In an exclusive interview with DoDBuzz, the director of the National Geospatial Intelligence Agency, Vice Adm. Robert Murrett, said his people are working in teams with DIA, NRO, FBI and other intelligence agencies in theater and those teams are providing improved actionable intelligence to troops.

For example, every brigade combat team has NGA and other intelligence community personnel embedded to provide analysis and information on a 24-hour basis.

"It's those intelligence community interagency teams that are working hand in glove with the forces that we have deployed forward that are making a difference," Murrett told me. While he was very cautious in discussing examples of just how those teams have operated, he offered two details: they are embedded with troops, often on the front lines; and the intelligence community teams have been a major factor in helping find IED caches.

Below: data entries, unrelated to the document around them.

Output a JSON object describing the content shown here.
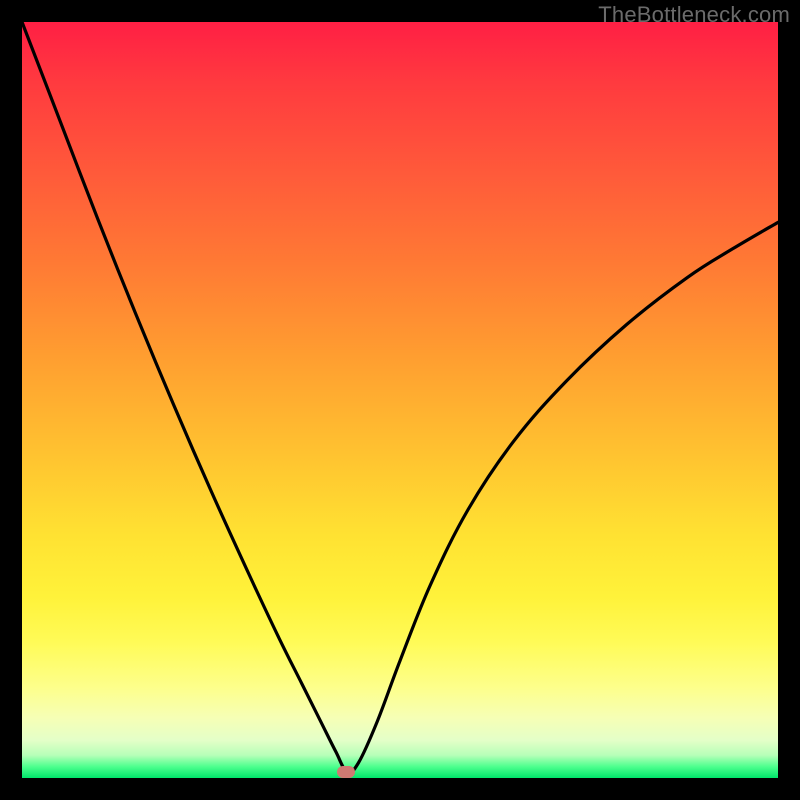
{
  "watermark": "TheBottleneck.com",
  "colors": {
    "border": "#000000",
    "curve": "#000000",
    "marker": "#cf7a72",
    "gradient_top": "#ff1f44",
    "gradient_mid": "#ffe232",
    "gradient_bottom": "#00e56a"
  },
  "marker": {
    "x_frac": 0.429,
    "y_frac": 0.992
  },
  "chart_data": {
    "type": "line",
    "title": "",
    "xlabel": "",
    "ylabel": "",
    "xlim": [
      0,
      1
    ],
    "ylim": [
      0,
      1
    ],
    "series": [
      {
        "name": "bottleneck-curve",
        "x": [
          0.0,
          0.05,
          0.1,
          0.15,
          0.2,
          0.25,
          0.3,
          0.34,
          0.37,
          0.395,
          0.415,
          0.43,
          0.445,
          0.47,
          0.5,
          0.54,
          0.59,
          0.65,
          0.72,
          0.8,
          0.88,
          0.94,
          1.0
        ],
        "y": [
          1.0,
          0.87,
          0.74,
          0.615,
          0.495,
          0.38,
          0.27,
          0.185,
          0.125,
          0.075,
          0.035,
          0.008,
          0.02,
          0.075,
          0.155,
          0.255,
          0.355,
          0.445,
          0.525,
          0.6,
          0.662,
          0.7,
          0.735
        ]
      }
    ],
    "markers": [
      {
        "name": "minimum",
        "x": 0.429,
        "y": 0.008
      }
    ]
  }
}
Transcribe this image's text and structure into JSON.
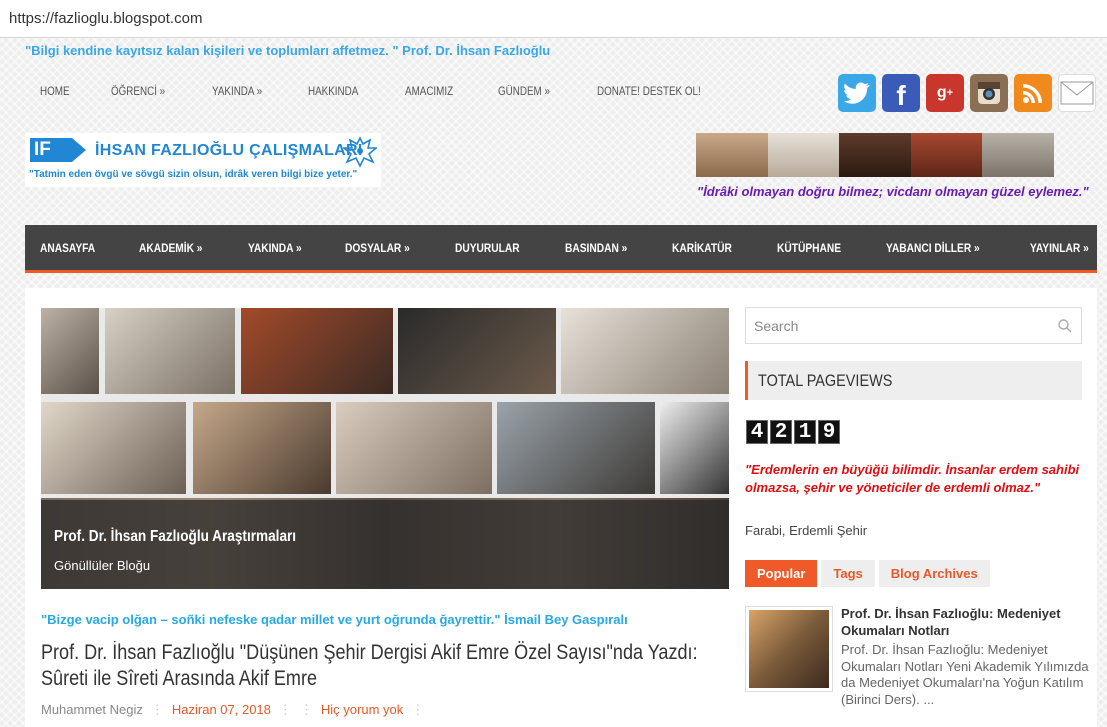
{
  "browser": {
    "url": "https://fazlioglu.blogspot.com"
  },
  "header": {
    "top_quote": "\"Bilgi kendine kayıtsız kalan kişileri ve toplumları affetmez. \" Prof. Dr. İhsan Fazlıoğlu",
    "top_nav": [
      "HOME",
      "ÖĞRENCİ »",
      "YAKINDA »",
      "HAKKINDA",
      "AMACIMIZ",
      "GÜNDEM »",
      "DONATE! DESTEK OL!"
    ],
    "social_icons": [
      "twitter-icon",
      "facebook-icon",
      "googleplus-icon",
      "instagram-icon",
      "rss-icon",
      "mail-icon"
    ],
    "logo": {
      "mark": "IF",
      "name": "İHSAN FAZLIOĞLU ÇALIŞMALARI",
      "motto": "\"Tatmin eden övgü ve sövgü sizin olsun, idrâk veren bilgi bize yeter.\""
    },
    "right_quote": "\"İdrâki olmayan doğru bilmez; vicdanı olmayan güzel eylemez.\""
  },
  "main_nav": [
    "ANASAYFA",
    "AKADEMİK »",
    "YAKINDA »",
    "DOSYALAR »",
    "DUYURULAR",
    "BASINDAN »",
    "KARİKATÜR",
    "KÜTÜPHANE",
    "YABANCI DİLLER »",
    "YAYINLAR »"
  ],
  "hero": {
    "title": "Prof. Dr. İhsan Fazlıoğlu Araştırmaları",
    "subtitle": "Gönüllüler Bloğu"
  },
  "post": {
    "quote": "\"Bizge vacip olğan – soñki nefeske qadar millet ve yurt oğrunda ğayrettir.\" İsmail Bey Gaspıralı",
    "title_line1": "Prof. Dr. İhsan Fazlıoğlu \"Düşünen Şehir Dergisi Akif Emre Özel Sayısı\"nda Yazdı:",
    "title_line2": "Sûreti ile Sîreti Arasında Akif Emre",
    "author": "Muhammet Negiz",
    "date": "Haziran 07, 2018",
    "comments": "Hiç yorum yok"
  },
  "sidebar": {
    "search_placeholder": "Search",
    "pageviews_title": "TOTAL PAGEVIEWS",
    "pageviews_digits": [
      "4",
      "2",
      "1",
      "9"
    ],
    "farabi_quote": "\"Erdemlerin en büyüğü bilimdir. İnsanlar erdem sahibi olmazsa, şehir ve yöneticiler de erdemli olmaz.\"",
    "farabi_source": "Farabi, Erdemli Şehir",
    "tabs": [
      "Popular",
      "Tags",
      "Blog Archives"
    ],
    "popular_post": {
      "title": "Prof. Dr. İhsan Fazlıoğlu: Medeniyet Okumaları Notları",
      "excerpt": "Prof. Dr. İhsan Fazlıoğlu: Medeniyet Okumaları Notları Yeni Akademik Yılımızda da Medeniyet Okumaları'na Yoğun Katılım (Birinci Ders). ..."
    }
  },
  "colors": {
    "accent": "#f05a28",
    "link_blue": "#27a9e1",
    "nav_bg": "#444444",
    "quote_red": "#e10d10",
    "quote_purple": "#6a1bb3"
  }
}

One key component of this intelligence comes from commercial imagery. Since it is not classified NGA can supply that data much more quickly to front-line troops than it can provide classified imagery, Murrett said. "However, I would want to emphasize that, particularly when our military forces are involved, we derive the very best data we can from whatever source we can get it from," he added. Often that means overlaying data from classified sources on to the commercial imagery, which requires that the whole package be classified.

This new approach, building these teams into operational units, "has really increased our effectiveness in ways that are going to have implications for how we operate as a nation and a coalition for many, many years in the future," Murrett said.

One detail that makes these improvements particularly impressive is the fact that the NGA budget, for one, is "holding steady," as Murrett put it. While there have been budget increases for the new NGA headquarters being built at Fort Belvoir, the overall budget has not really increased.